On an index card, have students write down one key difference between the arguments for stricter border enforcement and the arguments for expanding immigrant rights. They should also list one ethical principle that informs their own perspective.

Frequently Asked Questions

What is the difference between asylum and refugee status?
Both apply to people fleeing persecution, but the pathway differs. Refugees apply from outside the US and are resettled through a federal program with annual admission caps. Asylum seekers apply at a US port of entry or after arriving in the US, claiming they cannot return home safely. Both require demonstrating credible fear of persecution based on race, religion, nationality, political opinion, or social group membership.
What is DACA and what is its current legal status?
Deferred Action for Childhood Arrivals is an Obama-era executive program that provided temporary deportation protection and work authorization to people brought to the US as children. Its legal status has been contested in federal courts since a 2017 rescission attempt. As of early 2026, DACA remains in a complex legal limbo, with ongoing litigation over whether it can be formally codified or must be replaced by congressional legislation.
How does the US immigration system decide who can immigrate legally?
The current system prioritizes family reunification (about two-thirds of visas), employment-based immigration for workers with in-demand skills, and humanitarian categories like asylum and refugee admission. A diversity visa lottery allocates about 50,000 visas annually to nationals from countries with historically low immigration rates to the US. Annual numerical caps on most categories mean demand routinely exceeds available visas, creating multi-year waiting lists.

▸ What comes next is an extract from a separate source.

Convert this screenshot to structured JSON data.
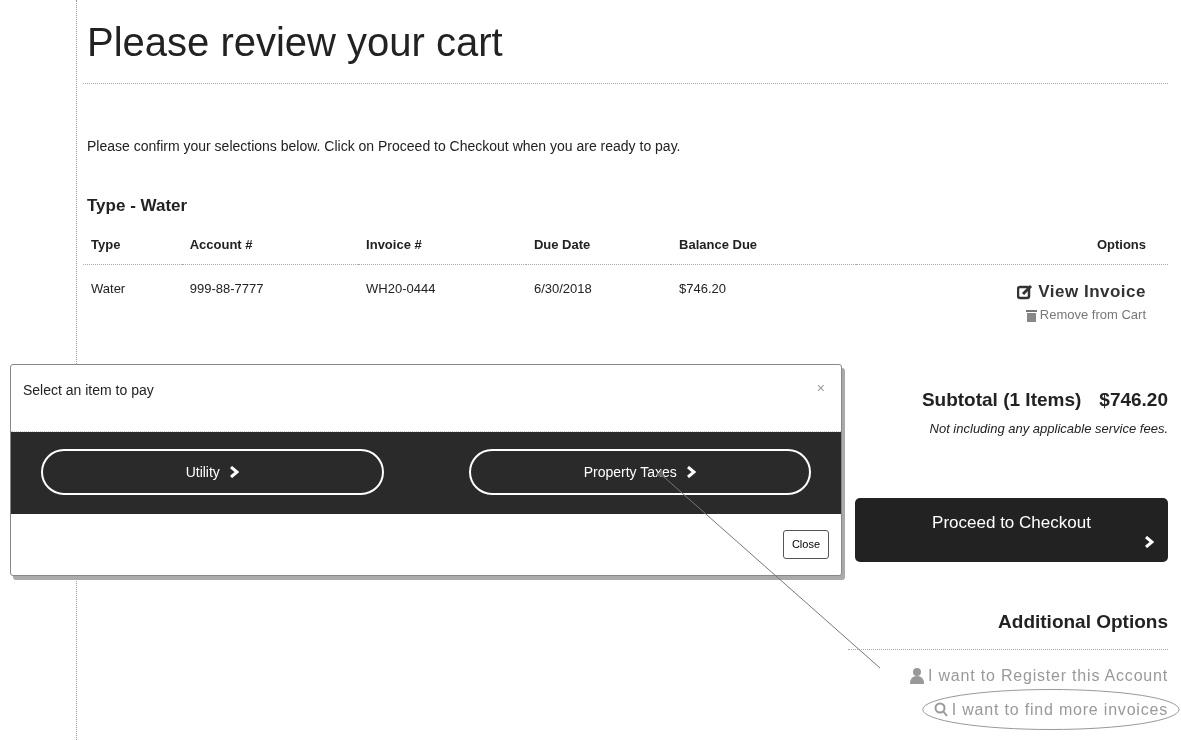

How does active learning help students engage with immigration policy debates?
Immigration is a topic where many students have personal stakes, family histories, or strong community perspectives. Active learning structures that require representing unfamiliar viewpoints with genuine accuracy, and that separate empirical questions from value questions, help students engage with the policy's real complexity rather than rehearsing existing opinions. This kind of structured perspective-taking is a core civic skill.